Film futures provides new way to finance movies

Two film futures exchanges are coming soon to a stock market near you. I can’t decide what to make of it, but I think this is something to watch.

If you’re like me, you’re probably aware there are “corn futures” and “wheat futures” and it all has something to do with the stock market, but you don’t understand it in any detail. The upshot seems to be that by purchasing or selling (shorting) futures on particular films, you’re betting the film will or won’t make money. And the sales of these futures would go to finance movie-making. Futures helped farmers mitigate losses and fund all the work that happens before you even get a crop to take to market. The folks involved in this hope that film futures will spread out some of the financial risk that goes into making every single film. And that risk is substantial, even in the least expensive films. (Which is why if you ever, ever, ever comment on this website that women should either start making their own movies or stop complaining about what’s out there, I will ban you so fast your head will spin. We don’t all have even the $77k it cost to make Blair Witch Project ten years ago laying around, trust fund asshat.)

While futures have kept farming profitable, or at least alive:

The bigger question, however, is whether Cantor and Veriana can persuade professionals in the insular entertainment business to adopt the type of complex financial tool that, as evidenced by the recent mortgage meltdown, doesn’t always work smoothly.

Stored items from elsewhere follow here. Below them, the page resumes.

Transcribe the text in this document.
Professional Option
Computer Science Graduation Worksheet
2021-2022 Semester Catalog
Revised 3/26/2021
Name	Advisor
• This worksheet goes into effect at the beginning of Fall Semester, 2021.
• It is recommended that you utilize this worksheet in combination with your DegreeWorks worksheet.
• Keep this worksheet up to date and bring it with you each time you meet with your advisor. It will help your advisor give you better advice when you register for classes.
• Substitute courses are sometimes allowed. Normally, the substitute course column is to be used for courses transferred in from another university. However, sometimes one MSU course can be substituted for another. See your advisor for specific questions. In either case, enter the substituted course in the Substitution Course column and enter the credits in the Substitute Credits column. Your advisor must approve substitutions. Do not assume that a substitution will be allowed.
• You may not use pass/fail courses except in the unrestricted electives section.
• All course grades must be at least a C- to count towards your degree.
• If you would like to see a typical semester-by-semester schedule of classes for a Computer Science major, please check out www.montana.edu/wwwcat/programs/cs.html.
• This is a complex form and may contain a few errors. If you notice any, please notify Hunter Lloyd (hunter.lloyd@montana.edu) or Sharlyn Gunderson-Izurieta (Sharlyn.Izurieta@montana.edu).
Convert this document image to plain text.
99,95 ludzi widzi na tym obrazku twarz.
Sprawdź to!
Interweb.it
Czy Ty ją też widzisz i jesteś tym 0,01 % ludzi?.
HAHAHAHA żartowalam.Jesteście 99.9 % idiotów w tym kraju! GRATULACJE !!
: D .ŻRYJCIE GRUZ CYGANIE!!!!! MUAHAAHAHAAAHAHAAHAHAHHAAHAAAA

Film executives not seeing the smart money when it requires them to adapt? Oh, how could that happen? And how could that happen again? And again? And again? And has there ever been a better time to experiment with making movies for the new 55% demographic – women?

An interesting note from the above-linked article:

The surge of private equity money into the movie business a few years back has dried up because returns were uneven and often lower than promised.

So financiers are finally discovering what people like William Goldman figured out a long time ago: Hollywood doesn’t know what makes a successful film. They just know how to sound like they do, and how to sabotage and explain away successes that don’t fit the mold. They have a vested interest in that.

I dunno. Seems to me film futures could strip away the last layer of resistance to adaptation. The film industry has really enjoyed doing exactly the same damn thing every day for thirty years and getting huge returns for it. We all knew it would take a major financial blow to the industry to get them even to consider that maybe the audience is changing and the industry has to change with us or die. I’m not too hopeful anyone’s thinking will really change – I’ve studied human psychology a  bit – but, hey, the Baby Boomers have to retire eventually, and maybe that’ll shake up the demographics of the industry thinkers. I’m not putting down the Boomers – sexism exists in younger generations, too, including mine – but I don’t think growing up in an era where female CEOs, lawmakers, etc. barely existed did them any favors in terms of seeing women as equal fellow human beings.

Comments

  1. Anemone says

    I wouldn’t invest in the current crop of movies if it were my money. I just don’t trust film culture right now, in either the US or in Canada. Too many things wrong with it. And I really don’t think the powers-that-be can change. However, I think there are people out there on the fringes who could do things differently, if only they had the resources. Then the establishment would be forced to scramble to keep up.

    It would be nice if film futures helped with that, but I don’t see it happening. I think the money would keep going to the wrong people. But then I want a paradigm shift that’s much more than just more women and visible minorites, too. I want a complete ethics overhaul.

  2. Elee says

    Yeah, my thoughts exactly. Film futures could be a useful instrument to ensure funding of the films we really want to see, but it would only work, when that money came directly to people involved with the actual film. And how many of them are financially stable enough to have someone involved only with stock market finances most of the time, if not the whole time? As long as stock market isn’t the only way to ensure funding, they will always need the traditional funding and all the decision makers who want and do influence the final outcome. But it sure is nice to imagine, that my money would count in the end result and that one or two flops will make it a matter of survival for a filmmaker to examine what exactly is wrong with their work.